Stuffing Balls With Cream Of Chicken Soup

Shika
Prep Time 20 minutes
Cook Time 30 minutes
Total Time 50 minutes
Course Side Dish
Cuisine American
Servings 12
Calories 180 kcal

Equipment

  • Mixing bowl
  • Saucepan
  • Baking sheet or dish
  • Parchment paper (if using a baking sheet)
  • Measuring cups and spoons
  • Spoon or scoop for forming balls

Ingredients
  

  • 1 package 6 ounces stuffing mix
  • 1 can 10.5 ounces cream of chicken soup, divided
  • 1/2 cup chicken broth
  • 1/4 cup 1/2 stick unsalted butter
  • 1/2 cup finely chopped celery
  • 1/2 cup finely chopped onion
  • 1 large egg lightly beaten
  • 1/2 teaspoon poultry seasoning
  • Salt and freshly ground black pepper to taste
  • Fresh parsley chopped (optional, for garnish)

Instructions
 

Preheat The Oven

  • Begin by preheating your oven to 350°F (175°C). If you're using a baking sheet, line it with parchment paper for easy cleanup.

Sauté The Vegetables

  • In a saucepan over medium heat, melt the butter. Add the chopped celery and onion, cooking until they become tender and translucent, which should take about 5 minutes.

Prepare The Stuffing Mixture

  • In a large mixing bowl, combine the sautéed vegetables, stuffing mix, half of the cream of chicken soup (reserve the other half for later), chicken broth, beaten egg, poultry seasoning, salt, and pepper. Stir until all ingredients are well incorporated.

Form The Stuffing Balls

  • Using your hands or a scoop, shape the mixture into balls approximately 2 inches in diameter.

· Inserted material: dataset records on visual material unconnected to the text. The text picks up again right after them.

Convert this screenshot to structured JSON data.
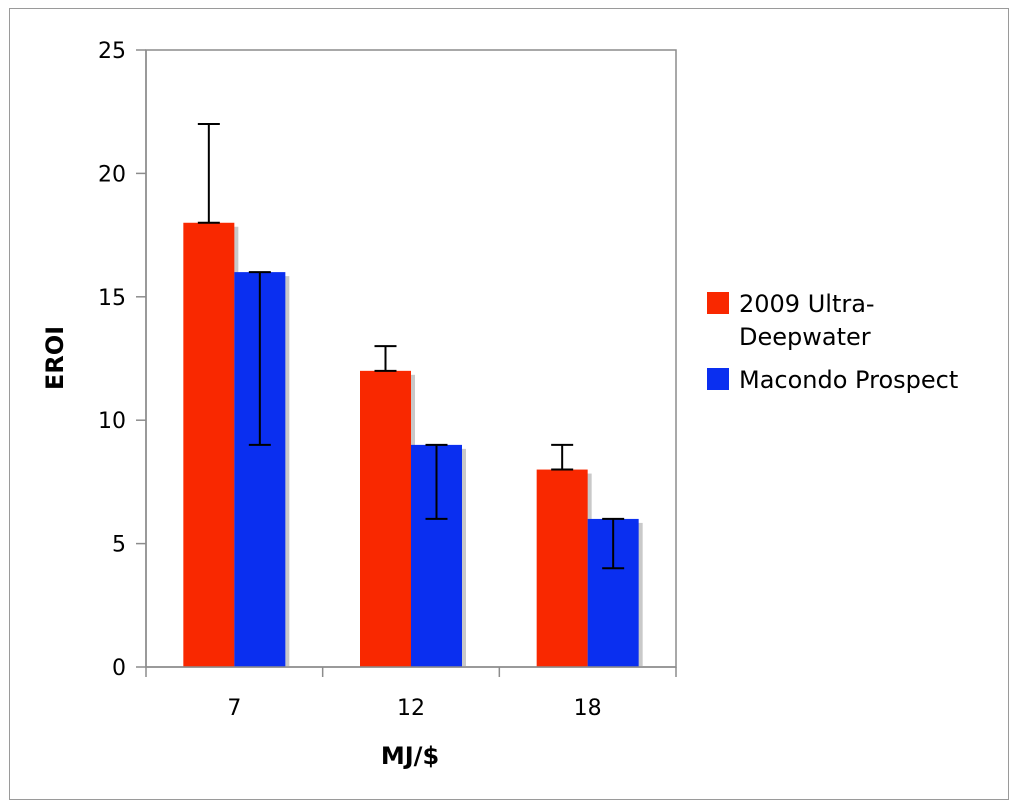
{
  "chart_data": {
    "type": "bar",
    "title": "",
    "xlabel": "MJ/$",
    "ylabel": "EROI",
    "categories": [
      "7",
      "12",
      "18"
    ],
    "ylim": [
      0,
      25
    ],
    "yticks": [
      0,
      5,
      10,
      15,
      20,
      25
    ],
    "grid": false,
    "legend_position": "right",
    "series": [
      {
        "name": "2009 Ultra-Deepwater",
        "color": "#f92800",
        "values": [
          18,
          12,
          8
        ],
        "error_bars": [
          {
            "low": 18,
            "high": 22
          },
          {
            "low": 12,
            "high": 13
          },
          {
            "low": 8,
            "high": 9
          }
        ]
      },
      {
        "name": "Macondo Prospect",
        "color": "#0a2ff0",
        "values": [
          16,
          9,
          6
        ],
        "error_bars": [
          {
            "low": 9,
            "high": 16
          },
          {
            "low": 6,
            "high": 9
          },
          {
            "low": 4,
            "high": 6
          }
        ]
      }
    ],
    "legend": {
      "entries": [
        {
          "lines": [
            "2009 Ultra-",
            "Deepwater"
          ],
          "color": "#f92800"
        },
        {
          "lines": [
            "Macondo Prospect"
          ],
          "color": "#0a2ff0"
        }
      ]
    }
  }
}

Place each ball onto the prepared baking sheet or into a greased baking dish, ensuring they're evenly spaced.

Prepare The Sauce

  • In a small bowl, mix the remaining cream of chicken soup with 1/2 cup of water until smooth. This will create a pourable sauce.

Add The Sauce

  • Pour the sauce evenly over the stuffing balls, ensuring each one is coated.

Bake

  • Place the baking sheet or dish in the preheated oven and bake for 25-30 minutes, or until the stuffing balls are golden brown and the sauce is bubbling.

Serve

  • Once done, remove from the oven and let them cool slightly. Garnish with chopped fresh parsley if desired, and serve warm.

Notes

This recipe is versatile and can be adapted to suit various dietary preferences. For a vegetarian version, substitute the chicken broth and cream of chicken soup with vegetable broth and cream of mushroom soup, respectively. Always ensure that any substitutions align with your dietary needs.